LA "SVOLTA" IN MYANMAR

La "Premio Nobel" racconta le sue prime "Mosse Politiche",
dopo la fine degli "Arresti Domiciliari".
«Il "problema" non è l’assenza dei nostri "Rappresentanti"
al "Parlamento", ma che il "Voto" e la "Costituzione"
si sono dimostrati un colossale "imbroglio"».
"Espulso" il "Reporter" che l’ha incontrata.

RITAGLI     Suu Kyi: «Voglio tornare     BIRMANIA
a parlare alla mia "gente"»

«Ora il "Regime" liberi gli altri 2.000, ancora nelle "Prigioni"».

AUNG SAN SUU KYI: "Premio Nobel per la Pace", finalmente liberata, dopo gli arresti domiciliari, in Birmania!

Da Yangon, Piergiorgio Pescali
("Avvenire", 18/11/’10)

La Liberazione di Aung San Suu Kyi ha mostrato che anche un Governo come quello del Myanmar, ogni tanto, mantiene le promesse. Poco dopo il suo rilascio, abbiamo avuto l’opportunità di avvicinarla e farle qualche domanda preliminare in previsione di effettuare un’Intervista più approfondita in seguito. Subito dopo l’incontro, però, l’Espulsione notificataci dal Governo, perché il Visto Turistico impedisce di effettuare attività Giornalistica (per altro vietata ai tanti "Reporter" stranieri), ha reso impossibile concludere l’Intervista. Questa è però la breve conversazione avuta con Aung San Suu Kyi...

Finalmente "libera". Ci credeva, o pensava che la "Giunta" ritirasse all’ultimo momento anche questa "promessa"?

«Non mi sono mai posta il problema. La Giunta ed io abbiamo idee contrapposte sulla Democrazia, ed ho sempre sostenuto che la mia Libertà non dovesse essere un pegno utilizzato dalla Giunta per raggiungere compromessi».

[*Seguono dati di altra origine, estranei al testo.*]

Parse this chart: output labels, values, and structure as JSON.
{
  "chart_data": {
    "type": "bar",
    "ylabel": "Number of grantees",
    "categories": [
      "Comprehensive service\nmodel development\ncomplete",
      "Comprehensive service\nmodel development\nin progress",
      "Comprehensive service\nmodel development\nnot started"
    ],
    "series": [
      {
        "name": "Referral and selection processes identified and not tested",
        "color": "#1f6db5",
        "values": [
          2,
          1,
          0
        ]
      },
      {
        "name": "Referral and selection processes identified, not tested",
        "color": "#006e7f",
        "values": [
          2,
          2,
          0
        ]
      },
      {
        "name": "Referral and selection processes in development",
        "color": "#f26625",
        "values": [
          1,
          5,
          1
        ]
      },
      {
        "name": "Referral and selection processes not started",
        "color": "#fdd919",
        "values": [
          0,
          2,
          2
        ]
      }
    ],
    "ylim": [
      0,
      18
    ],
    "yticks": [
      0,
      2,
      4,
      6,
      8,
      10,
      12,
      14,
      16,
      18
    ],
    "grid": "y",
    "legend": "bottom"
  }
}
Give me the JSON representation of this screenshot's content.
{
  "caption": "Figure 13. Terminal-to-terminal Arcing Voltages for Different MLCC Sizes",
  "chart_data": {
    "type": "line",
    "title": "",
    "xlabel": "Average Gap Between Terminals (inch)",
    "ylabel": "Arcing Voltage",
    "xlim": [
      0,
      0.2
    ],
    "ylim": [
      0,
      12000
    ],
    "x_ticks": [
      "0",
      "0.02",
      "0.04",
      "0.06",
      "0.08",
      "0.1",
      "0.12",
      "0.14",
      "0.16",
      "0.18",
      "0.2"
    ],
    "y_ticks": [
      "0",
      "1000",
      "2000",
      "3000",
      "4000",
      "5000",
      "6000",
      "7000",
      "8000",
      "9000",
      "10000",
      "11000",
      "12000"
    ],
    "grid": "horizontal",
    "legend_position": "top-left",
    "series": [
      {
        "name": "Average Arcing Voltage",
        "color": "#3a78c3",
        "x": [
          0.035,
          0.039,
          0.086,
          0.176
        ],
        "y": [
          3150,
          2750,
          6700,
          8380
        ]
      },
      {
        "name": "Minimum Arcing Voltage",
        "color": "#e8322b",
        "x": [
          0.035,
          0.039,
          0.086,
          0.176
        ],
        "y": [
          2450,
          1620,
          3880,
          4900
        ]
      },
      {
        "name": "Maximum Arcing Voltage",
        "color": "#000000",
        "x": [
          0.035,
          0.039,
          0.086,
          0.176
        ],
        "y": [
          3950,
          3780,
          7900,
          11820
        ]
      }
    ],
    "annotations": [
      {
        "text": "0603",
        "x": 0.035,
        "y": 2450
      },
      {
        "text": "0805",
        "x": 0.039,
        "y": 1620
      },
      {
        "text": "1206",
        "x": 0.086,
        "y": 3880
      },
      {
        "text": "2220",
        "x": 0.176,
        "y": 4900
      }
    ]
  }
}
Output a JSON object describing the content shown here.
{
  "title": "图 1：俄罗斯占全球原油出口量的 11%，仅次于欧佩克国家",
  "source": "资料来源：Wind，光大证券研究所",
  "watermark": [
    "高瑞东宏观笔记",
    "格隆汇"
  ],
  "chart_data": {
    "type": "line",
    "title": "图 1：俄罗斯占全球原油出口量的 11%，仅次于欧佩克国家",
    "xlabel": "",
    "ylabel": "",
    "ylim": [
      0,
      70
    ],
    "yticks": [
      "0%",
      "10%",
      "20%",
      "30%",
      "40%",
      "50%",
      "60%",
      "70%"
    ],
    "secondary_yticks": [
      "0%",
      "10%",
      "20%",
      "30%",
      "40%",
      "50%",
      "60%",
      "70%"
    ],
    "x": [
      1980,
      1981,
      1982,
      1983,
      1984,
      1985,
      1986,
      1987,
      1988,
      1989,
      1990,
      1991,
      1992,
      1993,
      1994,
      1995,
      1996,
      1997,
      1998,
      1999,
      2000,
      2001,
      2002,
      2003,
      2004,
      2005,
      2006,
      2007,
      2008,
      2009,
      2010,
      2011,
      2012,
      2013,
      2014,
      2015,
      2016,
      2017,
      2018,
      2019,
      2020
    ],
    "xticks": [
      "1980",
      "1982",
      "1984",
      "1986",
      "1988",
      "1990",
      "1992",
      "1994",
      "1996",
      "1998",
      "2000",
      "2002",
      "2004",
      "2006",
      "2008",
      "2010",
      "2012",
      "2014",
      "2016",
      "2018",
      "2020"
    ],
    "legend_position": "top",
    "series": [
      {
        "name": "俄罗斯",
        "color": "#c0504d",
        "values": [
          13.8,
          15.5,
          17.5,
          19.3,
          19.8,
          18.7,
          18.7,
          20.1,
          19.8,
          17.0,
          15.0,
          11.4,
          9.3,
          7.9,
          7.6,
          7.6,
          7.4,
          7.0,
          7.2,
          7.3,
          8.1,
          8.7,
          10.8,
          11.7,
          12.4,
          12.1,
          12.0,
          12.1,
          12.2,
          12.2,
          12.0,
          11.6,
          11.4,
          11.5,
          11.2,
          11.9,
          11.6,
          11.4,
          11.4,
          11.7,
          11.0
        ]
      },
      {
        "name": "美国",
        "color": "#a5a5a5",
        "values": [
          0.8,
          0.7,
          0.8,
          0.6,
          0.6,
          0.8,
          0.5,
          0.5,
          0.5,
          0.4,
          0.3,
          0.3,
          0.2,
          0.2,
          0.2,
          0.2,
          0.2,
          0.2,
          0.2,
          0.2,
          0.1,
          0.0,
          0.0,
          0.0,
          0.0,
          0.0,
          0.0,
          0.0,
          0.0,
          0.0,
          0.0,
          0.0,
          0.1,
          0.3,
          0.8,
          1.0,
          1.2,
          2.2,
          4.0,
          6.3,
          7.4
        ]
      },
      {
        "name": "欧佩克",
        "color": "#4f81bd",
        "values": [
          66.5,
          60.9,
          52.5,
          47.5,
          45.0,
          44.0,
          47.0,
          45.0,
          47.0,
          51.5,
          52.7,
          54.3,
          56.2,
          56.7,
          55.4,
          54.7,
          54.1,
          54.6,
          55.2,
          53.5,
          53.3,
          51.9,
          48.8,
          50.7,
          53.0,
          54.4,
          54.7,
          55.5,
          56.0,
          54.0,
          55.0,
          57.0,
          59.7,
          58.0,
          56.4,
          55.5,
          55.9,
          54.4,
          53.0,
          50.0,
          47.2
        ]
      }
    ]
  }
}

"Libertà" significa anche "azione", "responsabilità" e quindi essere oggetto di "critiche". Che cosa farà come prima cosa?

«Vorrei girare il Paese, incontrare gente, sentire i loro problemi direttamente da loro. Fare, insomma, quello che ho sempre fatto quando la Giunta me lo permetteva».

In "Carcere" ci sono ancora più di 2.000 "Prigionieri Politici". La sua "Liberazione" non rischia di far dimenticare al mondo queste persone, dai "nomi" meno noti del suo?

«Ha ragione, la mia Libertà non deve far dimenticare che questi difensori della Democrazia che, per le loro idee, sono ancora incarcerate, e io mi batterò affinché anche loro possano vedere aprirsi le porte delle celle».

La "Lega Nazionale per la Democrazia" non si è presentata alle "Elezioni", e quindi non avrà nessun "Rappresentante" al "Parlamento". Come pensa di continuare la sua "Lotta Politica" dall’esterno?

«Il problema non è l’assenza dei nostri Rappresentanti al Parlamento. Del resto la nostra posizione è stata chiara fin dal principio: chi l’avesse voluto, poteva candidarsi liberamente alle Elezioni. Il problema però è che le Consultazioni del 7 Novembre, così come la stessa Costituzione, si sono dimostrate un colossale "imbroglio". Parteciparvi significava accettare la Costituzione e ingannare il Popolo. Noi abbiamo scelto di stare dalla parte della Democrazia e della verità».

Aung San Suu Kyi si mostra così sempre più determinata a continuare la sua attività Politica che le è valsa, oltre a 15 anni di Arresti Domiciliari, la visibilità mondiale e un "Premio Nobel per la Pace" nel 1991. La sua Liberazione, assieme alle Elezioni che, seppur manipolate, rappresentano pur sempre una svolta nella linea dei Militari, dimostra che la Giunta potrebbe essere veramente intenzionata a varare la tanto auspicata "Road to Democracy". Fatto importante, da pochi sottolineato, è che al rilascio alla Suu Kyi non è stata posta alcuna restrizione.
Anche in fatto di sanzioni, Suu Kyi ha mostrato un certo ammorbidimento: capendo che chi soffre maggiormente del "boicottaggio" è il Popolo, si è detta disponibile ad «una revisione della sua posizione».
Cercando, come ha detto anche l’altro ieri, una via d’uscita per il futuro Myanmar Democratico, auspicando «che, sulla questione delle violazioni dei diritti umani da parte dei Militari, possa essere affrontata con un processo di "verità e riconciliazione", sul modello di quello avvenuto nel
Sudafrica del dopo "Apartheid", invitando i responsabili a farsi avanti. «Che è una cosa diversa da distribuire gravi punizioni in modo vendicativo per quello che è stato fatto!».